While building our new widget, we ran a massive number of tests over it. Seriously: we’ve created hundreds of automated and manual tests for it, even covering all items described in our documentation.
The reason is because our widget is our most appealing selling product: it’s a 5 minute integration, it has an awesome UX, and it works beautifully on mobile.
Automated tests are only good if you run them, that’s why we use a CI tool to run our specs after every code commit. For CI tool, we like Shippable. Why? It’s a service (with several reasonable plans, including a free one), works smoothly out of the box (you don’t need to set up a Jenkins server, yay!), it has integrations with GitHub, Slack (and several others), it’s customizable and has nice documentation, it can returns number of passed tests, coverage, etc.
The plan
We found jasmine
to be a close JavaScript alternative to Ruby specs
. And it’s popular and well maintained.
So the idea: every time someone pushes code to your GitHub repository, a CI tool will run our test suite, returning green or red according the test results.
The problem
After get our specs running with jasmine
in Shippable, we were just missing the proper report (with number of passed tests) and coverage.
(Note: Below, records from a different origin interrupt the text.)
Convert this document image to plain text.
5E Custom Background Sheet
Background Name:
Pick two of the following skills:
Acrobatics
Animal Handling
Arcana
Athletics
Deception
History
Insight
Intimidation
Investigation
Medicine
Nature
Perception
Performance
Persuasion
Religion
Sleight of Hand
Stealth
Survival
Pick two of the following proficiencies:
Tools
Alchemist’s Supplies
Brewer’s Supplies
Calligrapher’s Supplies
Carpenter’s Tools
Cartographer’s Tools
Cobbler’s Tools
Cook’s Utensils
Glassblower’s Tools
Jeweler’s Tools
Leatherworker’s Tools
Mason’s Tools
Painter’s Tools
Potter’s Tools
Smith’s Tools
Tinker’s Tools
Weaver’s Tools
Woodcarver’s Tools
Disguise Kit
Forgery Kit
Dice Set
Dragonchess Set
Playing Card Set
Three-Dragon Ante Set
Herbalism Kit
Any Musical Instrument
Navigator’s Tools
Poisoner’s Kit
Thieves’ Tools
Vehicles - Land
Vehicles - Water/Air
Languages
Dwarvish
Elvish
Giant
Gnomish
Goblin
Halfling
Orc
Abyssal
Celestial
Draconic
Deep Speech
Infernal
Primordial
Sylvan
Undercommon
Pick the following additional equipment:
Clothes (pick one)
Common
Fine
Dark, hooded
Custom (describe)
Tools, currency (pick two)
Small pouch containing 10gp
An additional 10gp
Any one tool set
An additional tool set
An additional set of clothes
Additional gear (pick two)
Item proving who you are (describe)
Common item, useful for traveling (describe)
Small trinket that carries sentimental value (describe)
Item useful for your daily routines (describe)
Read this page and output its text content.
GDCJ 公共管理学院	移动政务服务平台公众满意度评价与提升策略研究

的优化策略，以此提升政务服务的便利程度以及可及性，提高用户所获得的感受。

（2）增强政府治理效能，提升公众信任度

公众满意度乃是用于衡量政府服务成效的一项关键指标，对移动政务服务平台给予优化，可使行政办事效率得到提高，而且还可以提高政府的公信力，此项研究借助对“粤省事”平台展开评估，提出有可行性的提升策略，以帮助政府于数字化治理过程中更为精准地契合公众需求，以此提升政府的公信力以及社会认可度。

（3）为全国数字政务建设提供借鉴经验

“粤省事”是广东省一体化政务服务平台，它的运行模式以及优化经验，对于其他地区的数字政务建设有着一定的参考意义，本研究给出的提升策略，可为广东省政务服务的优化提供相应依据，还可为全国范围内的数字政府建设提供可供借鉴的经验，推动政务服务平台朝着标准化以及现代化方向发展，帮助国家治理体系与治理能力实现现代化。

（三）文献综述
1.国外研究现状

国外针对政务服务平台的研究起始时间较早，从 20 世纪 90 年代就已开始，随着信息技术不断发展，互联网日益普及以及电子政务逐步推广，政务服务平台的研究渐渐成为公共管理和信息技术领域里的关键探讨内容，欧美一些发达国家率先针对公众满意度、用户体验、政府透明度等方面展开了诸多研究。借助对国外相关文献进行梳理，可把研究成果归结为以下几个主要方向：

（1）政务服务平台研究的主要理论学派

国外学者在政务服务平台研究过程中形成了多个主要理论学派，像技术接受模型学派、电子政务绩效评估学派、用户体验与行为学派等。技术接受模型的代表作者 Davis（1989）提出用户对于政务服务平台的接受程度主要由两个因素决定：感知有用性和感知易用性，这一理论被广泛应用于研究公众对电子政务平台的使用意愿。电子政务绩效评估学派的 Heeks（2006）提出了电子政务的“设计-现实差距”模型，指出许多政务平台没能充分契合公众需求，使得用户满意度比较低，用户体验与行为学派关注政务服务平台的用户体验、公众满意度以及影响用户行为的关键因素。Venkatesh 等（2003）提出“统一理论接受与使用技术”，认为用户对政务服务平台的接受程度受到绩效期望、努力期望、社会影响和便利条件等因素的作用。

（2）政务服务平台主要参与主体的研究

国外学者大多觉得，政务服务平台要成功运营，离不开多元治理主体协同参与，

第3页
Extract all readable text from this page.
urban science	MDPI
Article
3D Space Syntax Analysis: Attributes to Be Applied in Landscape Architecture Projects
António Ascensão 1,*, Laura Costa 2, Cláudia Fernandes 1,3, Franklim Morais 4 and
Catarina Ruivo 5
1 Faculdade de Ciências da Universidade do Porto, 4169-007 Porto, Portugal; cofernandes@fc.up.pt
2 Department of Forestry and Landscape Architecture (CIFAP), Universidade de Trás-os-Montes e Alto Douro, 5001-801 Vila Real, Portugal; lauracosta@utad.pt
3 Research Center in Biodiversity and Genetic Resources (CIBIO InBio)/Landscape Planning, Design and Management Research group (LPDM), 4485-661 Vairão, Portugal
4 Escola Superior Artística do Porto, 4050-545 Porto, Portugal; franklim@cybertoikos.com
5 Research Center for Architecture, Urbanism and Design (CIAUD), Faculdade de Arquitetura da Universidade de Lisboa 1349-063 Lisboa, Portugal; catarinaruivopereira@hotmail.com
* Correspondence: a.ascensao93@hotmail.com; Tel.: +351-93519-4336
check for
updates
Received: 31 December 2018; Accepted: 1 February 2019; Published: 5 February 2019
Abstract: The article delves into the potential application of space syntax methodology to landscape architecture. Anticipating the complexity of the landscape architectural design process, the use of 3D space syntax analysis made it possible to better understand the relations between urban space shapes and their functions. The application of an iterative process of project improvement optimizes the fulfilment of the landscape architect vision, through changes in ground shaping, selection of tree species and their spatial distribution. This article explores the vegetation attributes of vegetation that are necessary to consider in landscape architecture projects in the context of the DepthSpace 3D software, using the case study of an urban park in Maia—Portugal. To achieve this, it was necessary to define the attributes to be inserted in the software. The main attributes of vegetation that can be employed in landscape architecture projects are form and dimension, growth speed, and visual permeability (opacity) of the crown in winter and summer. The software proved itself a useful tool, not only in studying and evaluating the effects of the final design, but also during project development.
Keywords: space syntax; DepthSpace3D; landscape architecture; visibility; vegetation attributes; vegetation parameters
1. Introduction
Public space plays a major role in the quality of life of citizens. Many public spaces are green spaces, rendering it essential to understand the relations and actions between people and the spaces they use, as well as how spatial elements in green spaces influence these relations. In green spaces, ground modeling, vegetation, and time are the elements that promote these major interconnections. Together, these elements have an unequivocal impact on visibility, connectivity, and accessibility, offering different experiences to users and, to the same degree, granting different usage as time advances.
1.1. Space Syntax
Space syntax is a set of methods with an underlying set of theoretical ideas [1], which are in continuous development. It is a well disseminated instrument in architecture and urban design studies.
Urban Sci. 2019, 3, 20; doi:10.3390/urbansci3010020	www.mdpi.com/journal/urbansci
Coverage we’ve fixed with istanbul
node module.
But for reporting, we found an issue: current version of jasmine
lost the ability to provide reports in JUnit XML format, when compared with old jasmine-node
.
Adding back additional reporters
There is a node module called jasmine-reporters
that adds some additional report formats to jasmine
. But the integration is not smooth: you have to write additional code in your test suite to add the reporters.
Jasmine XML Reporter
In order to make our specs produce the JUnit XML reporter back in a smooth way (no code changes required), we’ve created a node module: jasmine-xml-reporter
.
It restores 2 lost abilities to jasmine
:
- ability to provide results in JUnit XML format (using the
--junitreport
param); - an option to specify an output dir while running from the command line (
--output
param).
Install
Simple as any node module:
npm install jasmine-xml-reporter
Usage
To run tests with command line output only (default behavior, same as use jasmine
directly):
./node_modules/jasmine-xml-reporter/bin/jasmine.js
To run tests and generate a JUnit XML report:
./node_modules/jasmine-xml-reporter/bin/jasmine.js --junitreport
To run tests, generate a JUnit XML report and place the output in a specific folder:
./node_modules/jasmine-xml-reporter/bin/jasmine.js --junitreport --output=shippable/testresults/
If npm test
is already an alias to ./node_modules/jasmine-xml-reporter/bin/jasmine.js
, then run with:
npm test -- --junitreport --output=shippable/testresults/
All done
And now we can see the number of passing and failing (for shame!) specs right in Shippable/Slack/email etc.
We hope that other developers find this module useful. With all the open source software we use, it feels good to give a little back.